Answer Choice (B) says that the reasoning makes a generalization on the basis of a sample that is likely to be unrepresentative. (B) picks up on the cookie-cutter flaw above. The club president makes a generalization about all members on the basis of an unrepresentative sample, the members who had no problem showing up on Tuesdays.

Answer Choice (A) says that the reasoning draws a conclusion on the basis of circular reasoning. This is not an instance of circular reasoning. Circular reasoning has conclusions and premises that effectively say the same thing, such as “I am the best because no one in the world is better than me.”

If you picked (A), you might have thought that the argument uses circular reasoning because of the repeated use of Tuesday meeting attendance. However, circular reasoning would look something like “the attendance problem is not due to scheduling conflicts because scheduling conflicts do not create attendance problems.” The stimulus instead has distinct premise and conclusion claims.
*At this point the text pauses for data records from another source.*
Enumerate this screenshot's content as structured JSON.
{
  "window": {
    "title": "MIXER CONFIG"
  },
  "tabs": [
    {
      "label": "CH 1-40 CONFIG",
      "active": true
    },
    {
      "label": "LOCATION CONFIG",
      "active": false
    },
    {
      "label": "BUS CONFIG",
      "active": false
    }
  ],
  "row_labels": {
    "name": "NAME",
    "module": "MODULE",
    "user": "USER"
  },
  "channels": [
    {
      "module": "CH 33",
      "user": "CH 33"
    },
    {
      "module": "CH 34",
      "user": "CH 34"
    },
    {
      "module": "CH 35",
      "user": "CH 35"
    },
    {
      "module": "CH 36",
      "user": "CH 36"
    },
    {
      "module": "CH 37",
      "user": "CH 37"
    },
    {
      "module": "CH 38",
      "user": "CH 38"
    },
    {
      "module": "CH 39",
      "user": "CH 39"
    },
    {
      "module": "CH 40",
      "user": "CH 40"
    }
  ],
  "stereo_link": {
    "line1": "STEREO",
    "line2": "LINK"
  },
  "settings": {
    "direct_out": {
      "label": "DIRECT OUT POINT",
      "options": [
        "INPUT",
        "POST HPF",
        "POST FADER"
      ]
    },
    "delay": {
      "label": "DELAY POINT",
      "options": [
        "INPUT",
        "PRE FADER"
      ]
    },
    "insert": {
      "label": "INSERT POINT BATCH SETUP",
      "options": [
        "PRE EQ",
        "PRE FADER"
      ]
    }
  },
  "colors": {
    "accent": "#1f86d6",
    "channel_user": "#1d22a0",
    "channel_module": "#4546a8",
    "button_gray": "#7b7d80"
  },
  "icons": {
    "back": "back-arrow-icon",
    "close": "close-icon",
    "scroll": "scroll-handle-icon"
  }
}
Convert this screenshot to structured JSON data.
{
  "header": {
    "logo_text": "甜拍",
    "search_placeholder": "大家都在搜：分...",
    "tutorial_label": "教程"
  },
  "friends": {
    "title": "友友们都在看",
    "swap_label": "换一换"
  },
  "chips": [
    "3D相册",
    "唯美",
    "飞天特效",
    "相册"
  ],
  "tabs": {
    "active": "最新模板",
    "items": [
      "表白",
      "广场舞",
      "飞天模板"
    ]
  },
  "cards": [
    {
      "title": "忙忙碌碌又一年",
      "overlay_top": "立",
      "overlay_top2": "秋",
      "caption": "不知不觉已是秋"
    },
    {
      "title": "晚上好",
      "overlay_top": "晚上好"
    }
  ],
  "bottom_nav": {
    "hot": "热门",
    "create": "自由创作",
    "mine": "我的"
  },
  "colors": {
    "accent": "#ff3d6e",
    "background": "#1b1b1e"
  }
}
Answer Choice (C) says that the reasoning treats a generalization that applies to most cases as if it applied without exception. But the conclusion explicitly accounts for possible exclusions because it says the attendance problem was not due primarily to scheduling conflicts. For (C) to be correct, the argument would have to say that since most members of our club said that weekend meetings are okay, weekend meetings are okay for everybody in our club.

Answer Choice (D) says the reasoning draws a conclusion on the basis of premises that contradict one another. The stimulus does draw a conclusion, but there are no premises that contradict one another.

To contradict the first premise, we have to say that a club does not want to figure out if it could increase attendance by changing its weekly meeting. To contradict the next premise, we have to say that at one Tuesday meeting, the club president did not take a survey. To contradict the last premise, we have to say that of those surveyed, 95% said that they did have difficulty with a Tuesday meeting. None of these contradictory statements are present in the stimulus.

Answer Choice (E) is the oldest mistake in the book. It says that the club president’s reasoning is inferring, solely from the claim that a change is not sufficient to solve a problem, that it is not necessary either.

Let's illustrate what the argument would have to look like for (E) to be correct. A club has decided that it wants to double its attendance. It realized that if they move their meetings from Tuesdays to Fridays, their attendance will increase by only 10%. Since this change is not sufficient, it concluded that it is not necessary either.

That’s sufficiency necessity confusion. It’s a flaw because it’s possible that moving the meeting to Friday, while insufficient, is actually necessary. For example, perhaps providing free beer on Fridays will supply the remaining 90% increase. While neither change is independently sufficient, both are necessary.